# How do I gain permission to post in other areas of the site?



## gator2thdoc (Jun 12, 2008)

I appologize in advance if this was already covered elsewhere on the site....I looked for the solution, but couldn't find it. I am very new to the forum and it seems I only have permission to post on a couple of areas. How do I get permission to post on other areas such as the general handgun forum? Once agian, I'm sorry if this was covered elsewhere. I'm axious to get involved in some discussions!!!!


----------



## js (Jun 29, 2006)

gator2thdoc said:


> I appologize in advance if this was already covered elsewhere on the site....I looked for the solution, but couldn't find it. I am very new to the forum and it seems I only have permission to post on a couple of areas. How do I get permission to post on other areas such as the general handgun forum? Once agian, I'm sorry if this was covered elsewhere. I'm axious to get involved in some discussions!!!!
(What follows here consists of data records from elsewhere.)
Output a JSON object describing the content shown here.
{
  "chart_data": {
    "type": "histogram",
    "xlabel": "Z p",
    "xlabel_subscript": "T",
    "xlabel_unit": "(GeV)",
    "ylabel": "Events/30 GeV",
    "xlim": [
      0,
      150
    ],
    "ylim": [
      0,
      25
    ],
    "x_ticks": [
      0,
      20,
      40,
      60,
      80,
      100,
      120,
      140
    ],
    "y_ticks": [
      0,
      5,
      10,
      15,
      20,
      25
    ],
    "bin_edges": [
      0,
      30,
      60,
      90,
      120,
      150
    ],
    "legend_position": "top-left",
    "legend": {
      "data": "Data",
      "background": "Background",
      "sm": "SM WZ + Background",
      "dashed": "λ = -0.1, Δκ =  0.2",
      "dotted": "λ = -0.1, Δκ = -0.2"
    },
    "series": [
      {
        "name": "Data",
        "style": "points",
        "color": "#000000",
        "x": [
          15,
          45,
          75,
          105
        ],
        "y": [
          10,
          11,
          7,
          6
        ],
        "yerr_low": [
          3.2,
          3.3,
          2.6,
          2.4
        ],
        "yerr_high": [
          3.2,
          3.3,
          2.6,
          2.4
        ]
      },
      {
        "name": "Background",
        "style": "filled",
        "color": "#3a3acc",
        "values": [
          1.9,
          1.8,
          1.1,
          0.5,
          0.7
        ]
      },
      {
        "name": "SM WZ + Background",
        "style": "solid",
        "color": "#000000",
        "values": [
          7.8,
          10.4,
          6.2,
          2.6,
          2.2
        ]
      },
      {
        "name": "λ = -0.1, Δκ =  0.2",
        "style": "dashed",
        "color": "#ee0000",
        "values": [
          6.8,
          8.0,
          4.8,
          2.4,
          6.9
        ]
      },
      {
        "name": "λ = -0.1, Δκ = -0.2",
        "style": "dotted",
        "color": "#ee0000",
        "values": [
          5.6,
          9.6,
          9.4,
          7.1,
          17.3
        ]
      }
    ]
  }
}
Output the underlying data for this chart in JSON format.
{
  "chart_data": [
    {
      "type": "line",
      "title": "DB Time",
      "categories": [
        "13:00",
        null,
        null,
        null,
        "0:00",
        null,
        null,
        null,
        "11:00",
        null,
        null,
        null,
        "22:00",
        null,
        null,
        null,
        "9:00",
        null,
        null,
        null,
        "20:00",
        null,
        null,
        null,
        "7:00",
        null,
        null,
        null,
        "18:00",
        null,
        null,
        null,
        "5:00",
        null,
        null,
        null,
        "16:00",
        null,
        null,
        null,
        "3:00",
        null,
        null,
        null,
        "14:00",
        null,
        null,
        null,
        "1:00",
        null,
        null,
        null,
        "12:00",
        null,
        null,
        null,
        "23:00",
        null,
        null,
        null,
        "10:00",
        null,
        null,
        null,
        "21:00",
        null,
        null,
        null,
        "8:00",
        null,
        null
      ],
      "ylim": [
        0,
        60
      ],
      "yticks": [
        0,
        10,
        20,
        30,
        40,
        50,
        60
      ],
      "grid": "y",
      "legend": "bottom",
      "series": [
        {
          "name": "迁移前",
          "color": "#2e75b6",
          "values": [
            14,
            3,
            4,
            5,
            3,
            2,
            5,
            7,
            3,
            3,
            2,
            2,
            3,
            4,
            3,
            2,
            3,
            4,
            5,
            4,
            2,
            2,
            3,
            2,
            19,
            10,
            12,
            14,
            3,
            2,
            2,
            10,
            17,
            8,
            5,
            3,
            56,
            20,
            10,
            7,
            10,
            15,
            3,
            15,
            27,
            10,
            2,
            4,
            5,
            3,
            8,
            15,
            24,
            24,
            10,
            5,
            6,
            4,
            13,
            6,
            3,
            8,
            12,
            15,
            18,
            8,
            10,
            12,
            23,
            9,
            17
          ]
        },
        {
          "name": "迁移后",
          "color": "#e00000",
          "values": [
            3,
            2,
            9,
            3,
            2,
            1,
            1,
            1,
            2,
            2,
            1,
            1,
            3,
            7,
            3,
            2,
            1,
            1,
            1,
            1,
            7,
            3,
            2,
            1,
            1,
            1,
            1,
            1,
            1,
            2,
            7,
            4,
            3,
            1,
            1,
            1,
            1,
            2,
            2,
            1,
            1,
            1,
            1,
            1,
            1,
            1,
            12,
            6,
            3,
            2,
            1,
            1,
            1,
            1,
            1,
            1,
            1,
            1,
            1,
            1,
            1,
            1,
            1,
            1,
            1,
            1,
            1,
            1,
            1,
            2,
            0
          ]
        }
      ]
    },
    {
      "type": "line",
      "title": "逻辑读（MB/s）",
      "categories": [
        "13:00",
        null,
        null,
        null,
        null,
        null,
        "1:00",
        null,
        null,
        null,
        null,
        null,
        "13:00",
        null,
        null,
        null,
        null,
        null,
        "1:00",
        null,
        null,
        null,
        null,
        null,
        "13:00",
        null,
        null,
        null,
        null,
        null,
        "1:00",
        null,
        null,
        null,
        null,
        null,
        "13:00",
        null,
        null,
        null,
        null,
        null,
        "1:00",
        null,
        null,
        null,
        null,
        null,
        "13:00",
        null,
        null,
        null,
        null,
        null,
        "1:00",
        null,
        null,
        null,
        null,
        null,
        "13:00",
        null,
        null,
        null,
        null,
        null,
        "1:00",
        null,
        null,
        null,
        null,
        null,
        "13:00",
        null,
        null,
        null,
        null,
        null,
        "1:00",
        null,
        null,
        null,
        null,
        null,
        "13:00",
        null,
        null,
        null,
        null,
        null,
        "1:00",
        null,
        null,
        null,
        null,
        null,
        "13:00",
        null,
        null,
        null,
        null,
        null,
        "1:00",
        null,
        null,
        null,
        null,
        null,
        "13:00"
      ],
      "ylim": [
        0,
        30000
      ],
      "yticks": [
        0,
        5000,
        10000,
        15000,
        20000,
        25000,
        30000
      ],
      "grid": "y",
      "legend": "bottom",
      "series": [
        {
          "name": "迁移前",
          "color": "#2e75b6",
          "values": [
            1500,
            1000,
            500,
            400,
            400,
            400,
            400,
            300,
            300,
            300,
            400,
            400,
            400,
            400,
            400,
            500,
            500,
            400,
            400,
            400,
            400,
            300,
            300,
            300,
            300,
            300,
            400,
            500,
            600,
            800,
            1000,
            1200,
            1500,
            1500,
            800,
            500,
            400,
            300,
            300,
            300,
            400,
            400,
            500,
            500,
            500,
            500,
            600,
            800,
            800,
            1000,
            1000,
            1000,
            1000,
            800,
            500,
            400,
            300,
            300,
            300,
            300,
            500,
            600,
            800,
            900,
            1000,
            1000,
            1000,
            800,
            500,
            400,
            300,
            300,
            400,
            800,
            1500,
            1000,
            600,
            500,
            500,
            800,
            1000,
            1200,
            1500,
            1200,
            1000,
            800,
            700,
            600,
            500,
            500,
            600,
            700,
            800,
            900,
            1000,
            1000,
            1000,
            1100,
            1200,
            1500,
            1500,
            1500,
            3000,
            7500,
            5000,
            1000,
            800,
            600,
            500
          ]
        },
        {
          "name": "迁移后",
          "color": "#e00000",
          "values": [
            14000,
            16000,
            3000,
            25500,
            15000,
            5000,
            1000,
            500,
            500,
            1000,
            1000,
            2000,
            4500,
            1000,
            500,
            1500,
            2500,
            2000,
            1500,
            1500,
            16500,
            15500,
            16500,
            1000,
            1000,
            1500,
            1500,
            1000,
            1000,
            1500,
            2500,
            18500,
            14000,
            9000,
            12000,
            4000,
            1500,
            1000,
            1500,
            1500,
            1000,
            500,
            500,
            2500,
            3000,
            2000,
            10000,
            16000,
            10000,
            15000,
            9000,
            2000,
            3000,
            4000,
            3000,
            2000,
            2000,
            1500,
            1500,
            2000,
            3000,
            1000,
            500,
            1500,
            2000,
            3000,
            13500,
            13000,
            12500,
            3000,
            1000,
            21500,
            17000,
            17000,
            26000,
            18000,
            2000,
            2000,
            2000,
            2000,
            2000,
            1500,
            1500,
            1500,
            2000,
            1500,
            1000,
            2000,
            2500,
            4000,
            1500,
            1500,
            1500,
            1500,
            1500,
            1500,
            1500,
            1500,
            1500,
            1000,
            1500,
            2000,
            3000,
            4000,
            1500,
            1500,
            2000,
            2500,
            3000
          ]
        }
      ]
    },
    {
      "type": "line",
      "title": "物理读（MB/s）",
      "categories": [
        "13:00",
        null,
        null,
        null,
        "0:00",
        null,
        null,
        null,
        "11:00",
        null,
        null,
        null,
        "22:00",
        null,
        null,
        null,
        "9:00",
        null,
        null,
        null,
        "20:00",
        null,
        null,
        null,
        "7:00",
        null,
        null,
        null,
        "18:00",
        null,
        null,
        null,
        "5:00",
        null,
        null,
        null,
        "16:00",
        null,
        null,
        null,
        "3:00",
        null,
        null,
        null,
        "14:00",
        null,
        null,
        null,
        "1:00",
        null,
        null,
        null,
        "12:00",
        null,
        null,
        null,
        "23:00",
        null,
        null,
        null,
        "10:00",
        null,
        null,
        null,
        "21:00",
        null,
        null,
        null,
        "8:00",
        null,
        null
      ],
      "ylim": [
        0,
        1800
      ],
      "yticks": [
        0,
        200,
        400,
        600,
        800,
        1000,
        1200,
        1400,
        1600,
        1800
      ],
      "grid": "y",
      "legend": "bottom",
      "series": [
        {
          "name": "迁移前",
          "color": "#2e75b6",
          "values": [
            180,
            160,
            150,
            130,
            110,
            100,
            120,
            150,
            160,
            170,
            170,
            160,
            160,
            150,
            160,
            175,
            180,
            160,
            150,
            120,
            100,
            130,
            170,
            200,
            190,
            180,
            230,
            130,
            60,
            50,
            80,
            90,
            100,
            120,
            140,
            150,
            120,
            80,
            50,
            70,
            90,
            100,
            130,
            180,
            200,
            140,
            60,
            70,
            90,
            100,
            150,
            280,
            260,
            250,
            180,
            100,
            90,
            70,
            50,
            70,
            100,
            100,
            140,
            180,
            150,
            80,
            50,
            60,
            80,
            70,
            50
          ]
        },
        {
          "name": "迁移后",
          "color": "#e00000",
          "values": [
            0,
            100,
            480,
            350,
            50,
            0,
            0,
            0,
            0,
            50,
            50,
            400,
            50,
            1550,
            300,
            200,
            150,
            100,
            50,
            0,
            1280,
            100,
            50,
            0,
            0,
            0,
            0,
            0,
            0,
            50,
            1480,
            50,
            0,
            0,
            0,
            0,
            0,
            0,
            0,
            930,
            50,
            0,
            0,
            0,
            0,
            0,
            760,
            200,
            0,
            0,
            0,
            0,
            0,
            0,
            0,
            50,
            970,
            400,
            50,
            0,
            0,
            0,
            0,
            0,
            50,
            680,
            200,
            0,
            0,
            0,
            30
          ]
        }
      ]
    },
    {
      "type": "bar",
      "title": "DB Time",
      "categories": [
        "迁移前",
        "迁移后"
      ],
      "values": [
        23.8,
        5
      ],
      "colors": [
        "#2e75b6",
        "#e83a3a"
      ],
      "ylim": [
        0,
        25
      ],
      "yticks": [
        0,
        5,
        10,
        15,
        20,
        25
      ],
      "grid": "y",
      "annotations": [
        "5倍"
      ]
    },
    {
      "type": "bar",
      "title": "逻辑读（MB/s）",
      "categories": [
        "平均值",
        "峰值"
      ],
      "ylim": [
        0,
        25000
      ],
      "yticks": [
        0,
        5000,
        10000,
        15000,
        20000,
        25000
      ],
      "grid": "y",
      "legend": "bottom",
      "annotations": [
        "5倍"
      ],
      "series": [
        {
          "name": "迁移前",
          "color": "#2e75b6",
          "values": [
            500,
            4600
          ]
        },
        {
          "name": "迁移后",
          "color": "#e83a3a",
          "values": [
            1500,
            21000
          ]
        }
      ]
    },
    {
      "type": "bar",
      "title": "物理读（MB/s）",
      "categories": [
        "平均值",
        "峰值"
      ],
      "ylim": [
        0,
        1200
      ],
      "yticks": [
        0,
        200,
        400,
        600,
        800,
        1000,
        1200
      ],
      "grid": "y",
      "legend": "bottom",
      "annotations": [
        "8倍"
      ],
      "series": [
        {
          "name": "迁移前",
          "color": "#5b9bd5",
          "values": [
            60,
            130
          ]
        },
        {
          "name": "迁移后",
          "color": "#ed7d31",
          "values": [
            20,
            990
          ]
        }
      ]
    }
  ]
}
by completing the last step of the registration process.... You have to confirm the registration via a sent e-mail that was sent to you... you didn't do that.


----------



## ajlandis (May 11, 2008)

*What to do next?*



js said:


> by completing the last step of the registration process.... You have to confirm the registration via a sent e-mail that was sent to you... you didn't do that.


I must have made the same mistake. Looking through my e-mail account turned up no such message. Must have been deleted by my wife or myself long ago. What steps need to be taken to complete registration in this case?


----------



## bruce333 (Sep 1, 2006)

ajlandis said:


> What steps need to be taken to complete registration in this case?


?? Don't know. Moderators can't do anything about it. I've got a message in to the Admin (js) about it. Have to wait for him to get back about it.


----------